Quite early in Bikas Mishra’s Chauranga, a young Dalit boy, Bajrangi (Riddhi Sen), bends forward to touch the feet of a village headman, Dhaval (Sanjay Suri). Dhaval — who is called “sahab” by the villagers — retreats his steps, so that the boy’s hands doesn’t touch his feet. It’s a moment of wonderful ambiguity, because we don’t quite know Dhaval till this scene. Is he a liberal, sensitive upper-class man who doesn’t believe in the caste system (which is why he becomes uncomfortable and steps back) or is he exactly the opposite: One who doesn’t want to be touched by someone of a lower caste, even if that gesture is a mark of respect? We soon find out that Dhaval is having an affair with Bajrangi’s mother, Dhaniya (Tannishtha Chatterjee), who works as a maid at his house. But this is not a regular affair, for Dhaval doesn’t wear a Janeu (a sacred thread of Brahmins) during his sexual escapades; he also doesn’t forget to take a bath after the act, so that he can figuratively get rid of the dirt and return back to his normal self. So Dhaval, as it turns out, is not an exception. He’s the ruler and the rule, privileged and petty.

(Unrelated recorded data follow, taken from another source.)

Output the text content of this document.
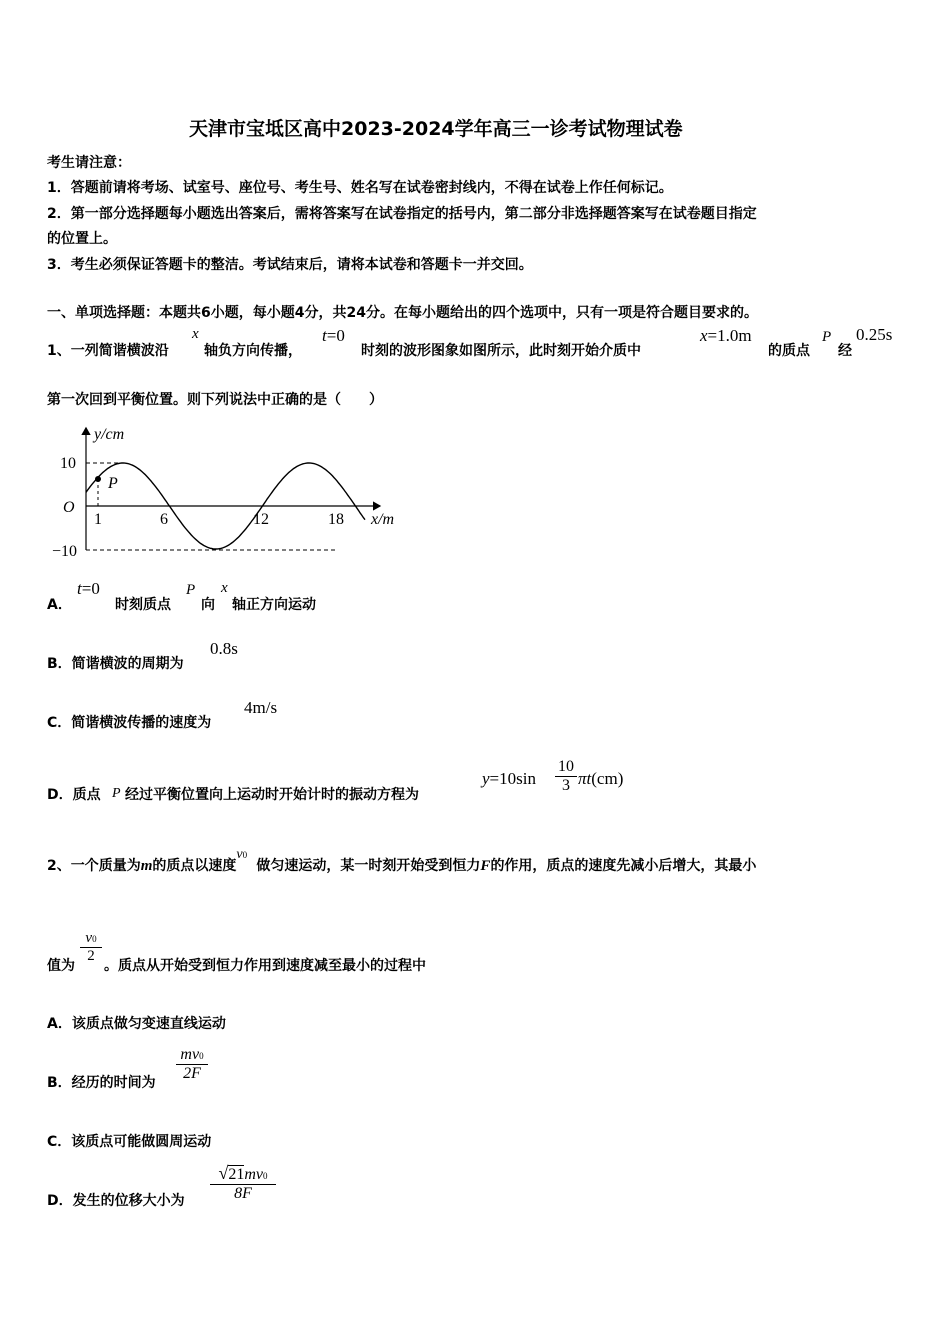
天津市宝坻区高中2023-2024学年高三一诊考试物理试卷
考生请注意：
1．答题前请将考场、试室号、座位号、考生号、姓名写在试卷密封线内，不得在试卷上作任何标记。
2．第一部分选择题每小题选出答案后，需将答案写在试卷指定的括号内，第二部分非选择题答案写在试卷题目指定
的位置上。
3．考生必须保证答题卡的整洁。考试结束后，请将本试卷和答题卡一并交回。
一、单项选择题：本题共6小题，每小题4分，共24分。在每小题给出的四个选项中，只有一项是符合题目要求的。
1、一列简谐横波沿
x
轴负方向传播，
t=0
时刻的波形图象如图所示，此时刻开始介质中
x=1.0m
的质点
P
经
0.25s
第一次回到平衡位置。则下列说法中正确的是（　　）
y/cm
x/m
O
10
−10
1	6	12	18
P
A．
t=0
时刻质点
P
向
x
轴正方向运动
B．简谐横波的周期为
0.8s
C．简谐横波传播的速度为
4m/s
D．质点 P 经过平衡位置向上运动时开始计时的振动方程为
y=10sin
10
3 πt(cm)
2、一个质量为m的质点以速度v0做匀速运动，某一时刻开始受到恒力F的作用，质点的速度先减小后增大，其最小
值为
v0
2
。质点从开始受到恒力作用到速度减至最小的过程中
A．该质点做匀变速直线运动
B．经历的时间为
mv0
2F
C．该质点可能做圆周运动
D．发生的位移大小为
√21mv0
8F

But Mishra, both in that early scene involving Bajrangi and in the later ones with Dhaniya, doesn’t present Dhaval as the film’s villain; he doesn’t make him obviously ominous. In fact, Dhaval, till a certain point in the movie, appears dignified and polite (in sharp contrast to his uncouth underlings who constantly harass the village’s “untouchables”). And indeed, in this world, Dhaval is not a villain, because discriminating people on the basis of their caste in most villages of this country isn’t seen as a crime; it’s a way of life. It’s this indictment of caste system — quiet yet assertive — that’s the most memorable bit about this film. Chauranga, however, probes not only the inequities spawned by the differences in caste and class, but also the overall nature of oppression and misuse of power. Dhaval, for instance, treats his wife, Nidhi (Arpita Chatterjee), no better than an untouchable. He maintains a considerable distance from her as he lies beside her on the bed (not even facing her most of the time), talks to her in a dismissive tone, and expects her to just discharge the duties of a domestic help. He isn’t exactly gung ho about his daughter, Mona (Ena Sinha), going to school either (even though he’s given her a Scooty to commute). When he finds out that Bajrangi’s younger brother, Santu (Soham Maitra), has written a love letter to his daughter, he slaps Mona and forbids her from attending school any further.
It’s commendable that Mishra doesn’t shy away from the darker, disturbing truths of his film, but, at the same time, he also shows ample anxieties of a first-time director. For a movie revolving around two teenage brothers, Chauranga is largely bereft of mirth and innocence (something that Fandry, a 2014 Marathi movie, centered on a similar theme and story, expertly managed). Sure, there are a few scenes between the two brothers where Santu quizzes Bajrangi about his school in town (“do boys and girls really live in the same hostel?”), coaxes him to write a love letter to Mona, and, in return, gets playfully teased by his elder brother about being smitten and unlettered. But these moments, not as effective as the ones emphasizing the kids’ despair, don’t really lift the cloud of gloom that perpetually hangs over this film. Also, with the runtime of only 85 minutes, Chauranga feels overcrowded with characters and subplots; as a result, the constant intercutting between them keeps reducing the film’s dramatic impact.
Chauranga also needed a much-assured actor to play Dhaval (Suri, who’s also produced this movie, isn’t quite convincing as the immoral, sly village headman who can’t prevent his seamier side to surface), a role that’s pivotal to the film. And, finally, a crucial plot turn in the film’s third act demands a huge suspension of disbelief (not because of what happens but how) — one that’s so shocking, and seems so unreal, that it comes quite close to being manipulative. But in a country where, as recent as 14 months ago, a 15-year-old Dalit boy was burnt alive because his goat strayed into the paddy field of someone from a higher caste, who can really differentiate fact from fiction? Chauranga is earnest and simple (at times, even simplistic), but, at its finest, it is also a heartbreaking account of those whose destinies are permanently tied to, and shaped by, their last names.